The petitioner attended such conference.
In our opinion this letter, sent by registered mail, for the first time notifying petitioner of a conference, constituted commencement of renegotiation of petitioner’s business under the 1943 Act.
Obviously it would be futile and an unnecessary waste of time and effort to require petitioner to resubmit the data and information which he had previously submitted relative to his business operations as a basis for renegotiation. The fact that renegotiating officials and petitioner availed themselves of such data in the renegotiation under the 1943 Act did not deprive the letter of October 9, 1944, above referred to, of its function as the commencement of renegotiation under that act.
On October 20,1944, the delegatee of the Board made his unilateral determination of the amount of excessive profits with respect to petitioner’s renegotiable business.
On December 20, 1944, the Board notified petitioner by registered mail of its unilateral determination of his excessive profits in the amount of $20,000, before adjustment for taxes.
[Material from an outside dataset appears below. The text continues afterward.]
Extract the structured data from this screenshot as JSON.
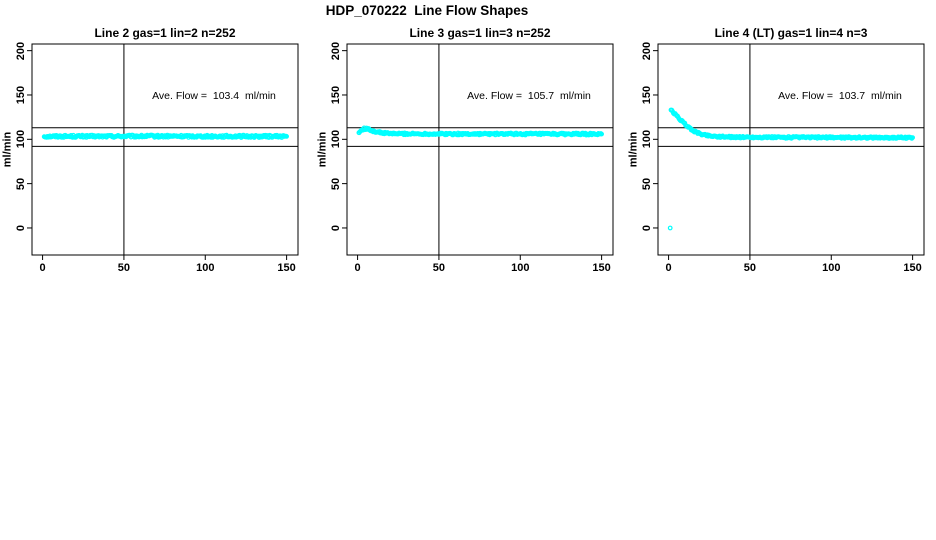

We therefore hold that petitioner’s liability for excessive profits, before adjustment for taxes, is $20,000 and that such liability was not discharged under the limitation provisions of section 403 (c) (3) of the Renegotiation Act of 1943. Cf. Harold F. Buck, 10 T. C. 623.
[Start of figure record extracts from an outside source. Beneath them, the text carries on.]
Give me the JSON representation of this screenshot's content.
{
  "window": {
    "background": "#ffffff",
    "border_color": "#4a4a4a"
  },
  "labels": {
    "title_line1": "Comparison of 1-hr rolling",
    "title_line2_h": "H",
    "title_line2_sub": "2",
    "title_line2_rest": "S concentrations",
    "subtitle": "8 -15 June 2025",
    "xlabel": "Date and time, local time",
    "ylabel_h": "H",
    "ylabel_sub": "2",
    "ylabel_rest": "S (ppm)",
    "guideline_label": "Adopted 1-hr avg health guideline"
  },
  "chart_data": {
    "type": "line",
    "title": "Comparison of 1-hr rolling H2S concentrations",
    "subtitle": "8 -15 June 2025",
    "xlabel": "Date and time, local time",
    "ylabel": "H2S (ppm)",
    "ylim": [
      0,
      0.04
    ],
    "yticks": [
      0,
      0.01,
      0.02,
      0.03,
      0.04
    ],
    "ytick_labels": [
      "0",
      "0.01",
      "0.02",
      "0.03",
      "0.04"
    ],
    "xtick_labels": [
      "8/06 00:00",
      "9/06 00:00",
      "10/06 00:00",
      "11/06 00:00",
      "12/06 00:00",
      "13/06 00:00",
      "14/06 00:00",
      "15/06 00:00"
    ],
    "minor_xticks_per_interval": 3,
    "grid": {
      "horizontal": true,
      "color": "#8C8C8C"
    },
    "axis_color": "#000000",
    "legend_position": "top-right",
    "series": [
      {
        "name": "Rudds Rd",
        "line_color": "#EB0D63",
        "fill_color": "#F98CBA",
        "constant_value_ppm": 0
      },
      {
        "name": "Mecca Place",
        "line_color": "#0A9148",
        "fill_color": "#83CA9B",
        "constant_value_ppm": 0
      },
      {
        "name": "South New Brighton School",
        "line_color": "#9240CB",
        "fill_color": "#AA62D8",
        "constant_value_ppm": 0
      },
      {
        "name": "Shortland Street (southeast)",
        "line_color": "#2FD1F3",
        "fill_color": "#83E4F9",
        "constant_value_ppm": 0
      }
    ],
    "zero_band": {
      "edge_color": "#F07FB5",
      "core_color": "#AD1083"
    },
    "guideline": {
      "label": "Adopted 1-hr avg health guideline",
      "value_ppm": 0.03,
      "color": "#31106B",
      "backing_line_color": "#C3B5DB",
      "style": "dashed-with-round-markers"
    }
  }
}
, An order will be entered in accordance herewith.
Reviewed by the Court.
(3) No proceeding to determine the amount of excessive profits shall be commenced more than one year after the close of the fiscal year in which such excessive profits were received or accrued, or more than one year after the statement required under paragraph (5) is filed with the Board, whichever is the later, and if such proceeding is not sq commenced, then upon the expiration of one year following the close of such fiscal year, or one year following the date upon which such statement is so filed, whichever is the later, all liabilities of the contractor or subcontractor for excessive profits received or accrued during such fiscal year shall thereupon be discharged. If an agreement or order determining the amount of excessive profits is not made within one year following the commencement of the renegotiation proceeding, then upon the expiration of such one year all liabilities of the contractor or subcontractor for excessive profits with respect to which such proceeding was commenced shall thereupon be discharged, except that (A) if an order is made within such one year by the Secretary (or an officer or agency designated by the Secretary) pursuant to a delegation of authority under subsection (d) (4), such one-year limitation shall not apply to review of such order by the Board, and (B) such one-year period may be extended by mutual agreement.